Description is taken from https://leetcode.com/problems/first-unique-character-in-a-string/.

Problem Solution

#O(N) Time, O(1) Space
class Solution:
    def firstUniqChar(self, s: str) -> int:
        seen = {}
        for char in s:
            if char in seen:
                seen[char] += 1
            else:
                seen[char] = 1
        for i in range(0, len(s)):
            if seen[s[i]] == 1:
                return i
        return -1

Problem Explanation


Let's break this question down real quick.  A unique character means that the count of the character is singular, so we know that we are likely going to need to keep track of counts.  "First" implies that there may be multiple characters with a singular count, so we need a character with a singular count with an index value that is lesser than the index values of all the other unique characters.
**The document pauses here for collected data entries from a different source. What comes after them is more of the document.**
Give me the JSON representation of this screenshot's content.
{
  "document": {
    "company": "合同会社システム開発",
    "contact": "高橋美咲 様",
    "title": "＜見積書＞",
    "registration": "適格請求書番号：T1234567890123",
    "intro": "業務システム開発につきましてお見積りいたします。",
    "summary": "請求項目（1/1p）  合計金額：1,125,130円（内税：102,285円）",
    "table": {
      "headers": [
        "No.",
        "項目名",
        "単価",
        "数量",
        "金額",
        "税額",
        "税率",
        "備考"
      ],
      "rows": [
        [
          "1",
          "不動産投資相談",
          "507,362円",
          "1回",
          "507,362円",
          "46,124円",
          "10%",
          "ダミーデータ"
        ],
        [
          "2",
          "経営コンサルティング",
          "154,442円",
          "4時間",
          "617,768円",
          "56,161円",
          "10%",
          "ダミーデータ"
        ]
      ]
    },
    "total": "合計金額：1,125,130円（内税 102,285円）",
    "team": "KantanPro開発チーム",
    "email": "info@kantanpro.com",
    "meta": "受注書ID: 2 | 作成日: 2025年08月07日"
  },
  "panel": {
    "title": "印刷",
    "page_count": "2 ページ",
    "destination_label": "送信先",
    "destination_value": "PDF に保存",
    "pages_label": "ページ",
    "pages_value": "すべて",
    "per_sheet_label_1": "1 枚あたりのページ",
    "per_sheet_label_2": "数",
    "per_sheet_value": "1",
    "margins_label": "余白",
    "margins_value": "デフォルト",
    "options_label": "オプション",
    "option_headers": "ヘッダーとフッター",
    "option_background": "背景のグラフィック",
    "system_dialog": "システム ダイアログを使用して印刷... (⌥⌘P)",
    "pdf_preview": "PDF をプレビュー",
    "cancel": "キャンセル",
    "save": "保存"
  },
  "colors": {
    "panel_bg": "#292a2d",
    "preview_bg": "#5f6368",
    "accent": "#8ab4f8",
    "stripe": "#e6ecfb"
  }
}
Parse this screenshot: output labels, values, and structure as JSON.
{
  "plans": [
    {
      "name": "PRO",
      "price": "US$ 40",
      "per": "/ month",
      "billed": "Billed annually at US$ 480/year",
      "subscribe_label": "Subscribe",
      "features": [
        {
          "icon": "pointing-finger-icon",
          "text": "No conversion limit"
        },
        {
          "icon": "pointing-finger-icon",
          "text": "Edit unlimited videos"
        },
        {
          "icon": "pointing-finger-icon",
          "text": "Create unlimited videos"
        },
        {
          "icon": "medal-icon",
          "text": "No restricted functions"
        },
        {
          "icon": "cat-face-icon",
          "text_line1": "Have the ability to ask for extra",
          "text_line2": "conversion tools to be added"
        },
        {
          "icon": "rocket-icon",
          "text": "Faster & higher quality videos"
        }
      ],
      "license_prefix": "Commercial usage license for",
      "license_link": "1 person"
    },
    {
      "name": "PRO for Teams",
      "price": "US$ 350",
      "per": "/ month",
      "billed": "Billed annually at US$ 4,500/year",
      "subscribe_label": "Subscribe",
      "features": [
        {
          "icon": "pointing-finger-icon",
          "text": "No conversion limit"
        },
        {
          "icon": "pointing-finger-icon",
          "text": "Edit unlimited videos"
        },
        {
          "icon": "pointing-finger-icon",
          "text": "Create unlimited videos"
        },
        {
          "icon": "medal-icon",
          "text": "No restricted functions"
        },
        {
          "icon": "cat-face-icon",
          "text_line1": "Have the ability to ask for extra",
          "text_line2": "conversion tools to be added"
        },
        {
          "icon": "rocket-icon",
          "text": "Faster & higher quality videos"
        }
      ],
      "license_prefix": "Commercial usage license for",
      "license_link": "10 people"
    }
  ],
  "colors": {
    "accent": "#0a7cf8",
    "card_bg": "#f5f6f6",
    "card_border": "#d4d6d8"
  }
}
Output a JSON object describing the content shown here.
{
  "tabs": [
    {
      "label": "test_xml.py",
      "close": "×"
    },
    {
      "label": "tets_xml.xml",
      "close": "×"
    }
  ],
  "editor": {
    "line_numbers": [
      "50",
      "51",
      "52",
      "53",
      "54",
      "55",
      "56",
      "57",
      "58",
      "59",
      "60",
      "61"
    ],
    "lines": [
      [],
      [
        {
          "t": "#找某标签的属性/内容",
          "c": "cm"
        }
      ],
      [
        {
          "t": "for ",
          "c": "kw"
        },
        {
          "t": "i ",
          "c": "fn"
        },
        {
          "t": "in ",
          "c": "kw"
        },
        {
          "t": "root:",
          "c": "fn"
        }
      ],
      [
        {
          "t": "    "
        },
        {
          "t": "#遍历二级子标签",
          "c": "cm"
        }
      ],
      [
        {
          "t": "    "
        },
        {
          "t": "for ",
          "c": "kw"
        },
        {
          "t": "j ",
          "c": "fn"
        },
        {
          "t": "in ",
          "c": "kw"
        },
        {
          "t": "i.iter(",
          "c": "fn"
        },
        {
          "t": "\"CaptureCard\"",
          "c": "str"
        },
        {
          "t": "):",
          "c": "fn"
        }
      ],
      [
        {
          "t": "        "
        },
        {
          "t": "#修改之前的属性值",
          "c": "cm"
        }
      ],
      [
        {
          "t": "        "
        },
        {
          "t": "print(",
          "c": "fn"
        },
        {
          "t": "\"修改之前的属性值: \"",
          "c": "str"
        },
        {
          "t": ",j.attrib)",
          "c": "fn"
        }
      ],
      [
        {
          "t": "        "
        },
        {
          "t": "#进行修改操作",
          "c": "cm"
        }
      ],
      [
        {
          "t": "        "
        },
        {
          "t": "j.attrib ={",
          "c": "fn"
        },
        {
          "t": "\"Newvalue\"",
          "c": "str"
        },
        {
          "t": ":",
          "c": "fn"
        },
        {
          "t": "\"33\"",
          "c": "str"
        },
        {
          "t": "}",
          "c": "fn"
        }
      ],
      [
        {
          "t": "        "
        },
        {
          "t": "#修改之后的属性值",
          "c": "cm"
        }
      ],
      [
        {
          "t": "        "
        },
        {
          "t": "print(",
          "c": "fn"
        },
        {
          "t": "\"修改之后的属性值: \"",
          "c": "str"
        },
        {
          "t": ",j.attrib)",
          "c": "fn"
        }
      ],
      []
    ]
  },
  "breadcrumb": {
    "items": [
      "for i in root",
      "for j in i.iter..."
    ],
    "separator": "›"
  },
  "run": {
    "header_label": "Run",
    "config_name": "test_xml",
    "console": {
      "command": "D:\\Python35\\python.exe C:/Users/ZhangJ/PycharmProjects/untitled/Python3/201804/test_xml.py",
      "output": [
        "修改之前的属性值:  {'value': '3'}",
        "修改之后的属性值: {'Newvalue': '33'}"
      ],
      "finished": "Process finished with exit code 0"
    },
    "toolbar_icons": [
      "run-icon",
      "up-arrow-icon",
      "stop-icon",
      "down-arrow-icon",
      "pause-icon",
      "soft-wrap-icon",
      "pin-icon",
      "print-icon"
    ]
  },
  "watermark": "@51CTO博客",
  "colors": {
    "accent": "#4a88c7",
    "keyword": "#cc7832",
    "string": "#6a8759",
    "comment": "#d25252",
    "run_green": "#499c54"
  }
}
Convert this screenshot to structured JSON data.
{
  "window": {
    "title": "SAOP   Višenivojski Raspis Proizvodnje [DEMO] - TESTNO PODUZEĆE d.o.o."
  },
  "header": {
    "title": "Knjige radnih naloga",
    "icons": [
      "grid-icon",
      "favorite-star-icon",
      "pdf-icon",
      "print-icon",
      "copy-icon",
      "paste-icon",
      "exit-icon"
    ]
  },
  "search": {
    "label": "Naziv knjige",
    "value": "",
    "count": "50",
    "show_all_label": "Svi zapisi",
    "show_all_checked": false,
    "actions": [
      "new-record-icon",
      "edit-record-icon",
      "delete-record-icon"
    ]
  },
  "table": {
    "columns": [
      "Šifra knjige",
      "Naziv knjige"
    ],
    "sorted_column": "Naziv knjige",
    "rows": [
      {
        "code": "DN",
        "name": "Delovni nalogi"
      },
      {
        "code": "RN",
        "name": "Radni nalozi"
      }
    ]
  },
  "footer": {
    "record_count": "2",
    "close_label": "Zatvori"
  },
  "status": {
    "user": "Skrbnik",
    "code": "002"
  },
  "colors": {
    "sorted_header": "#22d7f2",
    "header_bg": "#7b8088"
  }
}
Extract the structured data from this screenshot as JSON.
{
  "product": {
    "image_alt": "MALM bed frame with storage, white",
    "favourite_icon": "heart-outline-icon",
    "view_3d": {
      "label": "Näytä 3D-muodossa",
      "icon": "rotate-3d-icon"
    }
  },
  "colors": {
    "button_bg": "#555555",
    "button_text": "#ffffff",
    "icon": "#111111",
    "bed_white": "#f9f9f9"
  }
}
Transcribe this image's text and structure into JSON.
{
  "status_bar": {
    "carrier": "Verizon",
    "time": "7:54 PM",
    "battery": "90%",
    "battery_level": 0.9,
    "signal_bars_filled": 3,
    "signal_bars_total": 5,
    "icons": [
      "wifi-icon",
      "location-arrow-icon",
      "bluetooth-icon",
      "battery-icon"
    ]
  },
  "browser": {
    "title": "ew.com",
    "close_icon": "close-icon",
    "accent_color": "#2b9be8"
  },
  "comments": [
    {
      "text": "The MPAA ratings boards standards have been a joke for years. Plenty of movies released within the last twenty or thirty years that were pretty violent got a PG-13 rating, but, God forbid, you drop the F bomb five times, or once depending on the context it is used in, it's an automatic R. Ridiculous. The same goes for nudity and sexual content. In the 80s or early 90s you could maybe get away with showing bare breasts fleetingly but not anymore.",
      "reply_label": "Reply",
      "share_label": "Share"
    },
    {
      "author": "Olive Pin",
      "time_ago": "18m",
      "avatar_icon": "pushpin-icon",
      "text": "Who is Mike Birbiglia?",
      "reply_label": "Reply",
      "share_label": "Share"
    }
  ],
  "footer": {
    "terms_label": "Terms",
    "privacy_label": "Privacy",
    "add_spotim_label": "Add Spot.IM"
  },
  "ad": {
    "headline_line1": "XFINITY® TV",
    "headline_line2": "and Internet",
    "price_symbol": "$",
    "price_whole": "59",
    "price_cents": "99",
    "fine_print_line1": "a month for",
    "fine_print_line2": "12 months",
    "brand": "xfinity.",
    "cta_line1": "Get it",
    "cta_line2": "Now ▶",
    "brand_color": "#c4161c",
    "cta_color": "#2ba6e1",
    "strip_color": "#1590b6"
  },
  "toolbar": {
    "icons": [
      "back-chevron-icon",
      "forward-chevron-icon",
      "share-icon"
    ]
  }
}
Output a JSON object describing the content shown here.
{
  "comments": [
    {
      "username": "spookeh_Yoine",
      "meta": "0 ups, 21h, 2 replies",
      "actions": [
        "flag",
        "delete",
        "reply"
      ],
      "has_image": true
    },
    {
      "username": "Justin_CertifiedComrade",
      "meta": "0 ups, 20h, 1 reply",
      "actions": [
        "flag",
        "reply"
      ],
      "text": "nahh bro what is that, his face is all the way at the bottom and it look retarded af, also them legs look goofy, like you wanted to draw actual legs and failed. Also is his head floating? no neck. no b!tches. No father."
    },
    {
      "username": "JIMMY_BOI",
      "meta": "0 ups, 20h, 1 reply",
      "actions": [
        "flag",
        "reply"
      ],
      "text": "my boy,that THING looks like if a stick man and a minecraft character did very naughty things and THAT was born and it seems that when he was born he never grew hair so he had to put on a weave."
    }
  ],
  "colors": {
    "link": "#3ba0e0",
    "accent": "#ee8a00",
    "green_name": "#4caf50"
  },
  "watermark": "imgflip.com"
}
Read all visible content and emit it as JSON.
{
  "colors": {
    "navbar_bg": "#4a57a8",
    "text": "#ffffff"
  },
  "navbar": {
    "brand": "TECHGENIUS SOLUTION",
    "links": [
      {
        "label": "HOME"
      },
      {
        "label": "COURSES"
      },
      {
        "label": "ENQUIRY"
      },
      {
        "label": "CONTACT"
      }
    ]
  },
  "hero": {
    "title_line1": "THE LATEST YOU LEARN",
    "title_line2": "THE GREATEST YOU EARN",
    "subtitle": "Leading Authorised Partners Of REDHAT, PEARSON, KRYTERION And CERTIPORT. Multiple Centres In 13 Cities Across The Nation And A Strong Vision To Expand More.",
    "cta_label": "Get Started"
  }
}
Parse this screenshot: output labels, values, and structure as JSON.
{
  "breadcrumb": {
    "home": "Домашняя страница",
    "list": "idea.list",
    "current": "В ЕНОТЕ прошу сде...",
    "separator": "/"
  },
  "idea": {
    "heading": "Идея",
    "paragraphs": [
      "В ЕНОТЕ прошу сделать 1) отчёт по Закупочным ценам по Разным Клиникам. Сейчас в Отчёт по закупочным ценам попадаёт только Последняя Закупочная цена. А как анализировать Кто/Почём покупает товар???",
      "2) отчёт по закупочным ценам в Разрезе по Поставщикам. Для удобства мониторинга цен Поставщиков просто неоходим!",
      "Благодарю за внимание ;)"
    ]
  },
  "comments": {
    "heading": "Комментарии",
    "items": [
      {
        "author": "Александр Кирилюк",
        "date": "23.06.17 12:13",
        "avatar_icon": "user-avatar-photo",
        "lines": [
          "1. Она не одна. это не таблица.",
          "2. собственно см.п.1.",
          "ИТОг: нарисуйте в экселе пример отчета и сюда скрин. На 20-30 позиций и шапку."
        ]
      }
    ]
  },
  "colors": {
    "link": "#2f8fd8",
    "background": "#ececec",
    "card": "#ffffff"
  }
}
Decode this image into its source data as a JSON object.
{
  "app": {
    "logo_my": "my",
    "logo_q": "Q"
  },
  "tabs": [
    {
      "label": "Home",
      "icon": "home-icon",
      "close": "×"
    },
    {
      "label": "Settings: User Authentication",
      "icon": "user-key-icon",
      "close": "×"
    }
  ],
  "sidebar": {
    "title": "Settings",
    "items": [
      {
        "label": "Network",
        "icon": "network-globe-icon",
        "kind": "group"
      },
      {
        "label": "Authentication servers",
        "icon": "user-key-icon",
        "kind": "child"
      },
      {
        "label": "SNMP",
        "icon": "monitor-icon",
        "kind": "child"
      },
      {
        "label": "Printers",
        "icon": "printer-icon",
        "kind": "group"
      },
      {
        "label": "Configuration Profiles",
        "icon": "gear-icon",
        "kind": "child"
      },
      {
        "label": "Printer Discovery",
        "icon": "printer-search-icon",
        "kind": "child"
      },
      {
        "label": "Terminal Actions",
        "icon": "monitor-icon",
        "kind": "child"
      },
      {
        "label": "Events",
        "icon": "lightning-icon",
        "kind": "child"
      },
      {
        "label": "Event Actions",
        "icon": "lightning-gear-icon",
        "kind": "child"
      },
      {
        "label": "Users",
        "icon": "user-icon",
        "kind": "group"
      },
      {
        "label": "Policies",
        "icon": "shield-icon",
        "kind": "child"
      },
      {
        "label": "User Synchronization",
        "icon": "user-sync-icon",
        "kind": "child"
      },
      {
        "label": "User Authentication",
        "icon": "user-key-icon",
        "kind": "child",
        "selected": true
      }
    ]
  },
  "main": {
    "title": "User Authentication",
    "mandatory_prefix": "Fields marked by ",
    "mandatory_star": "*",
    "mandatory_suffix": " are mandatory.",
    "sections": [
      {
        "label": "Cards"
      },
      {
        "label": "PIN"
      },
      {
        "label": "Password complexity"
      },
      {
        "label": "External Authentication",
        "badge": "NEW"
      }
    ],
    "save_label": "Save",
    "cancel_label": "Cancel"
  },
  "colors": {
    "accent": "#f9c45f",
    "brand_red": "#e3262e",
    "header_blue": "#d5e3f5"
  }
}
Knowing this, we may now find that we can solve this problem by using a hashmap to count the frequency of each character through one traversal, and then in the second traversal, we will reference the hashmap.  The first character we find in the hashmap with a single frequency will be what we will return.  If we don't return anything, then we don't have any unique characters so we will return a negative one.


Let's initialize the hashmap that we will use to mark how many times we have seen a character.

        seen = {}

 

Then, we will make our first pass through the string.  During each iteration, we will check if we have seen this character before. If we have, then we will increment its frequency in the hashmap.

        for char in s:
            if char in seen:
                seen[char] += 1

 

 If we have not, then we will place it in the hashmap with an initial frequency of one.  

            else:
                seen[char] = 1
 
Now that we have counted the frequency of each character, we will make one more pass and during each iteration, if we see that we have a character with a single frequency, we will return its index.
        for i in range(0, len(s)):
            if seen[s[i]] == 1:
                return i

 

If we finished our traversal and didn't return anything, then we never saw a character with a single frequency, so we will return a negative one.

        return -1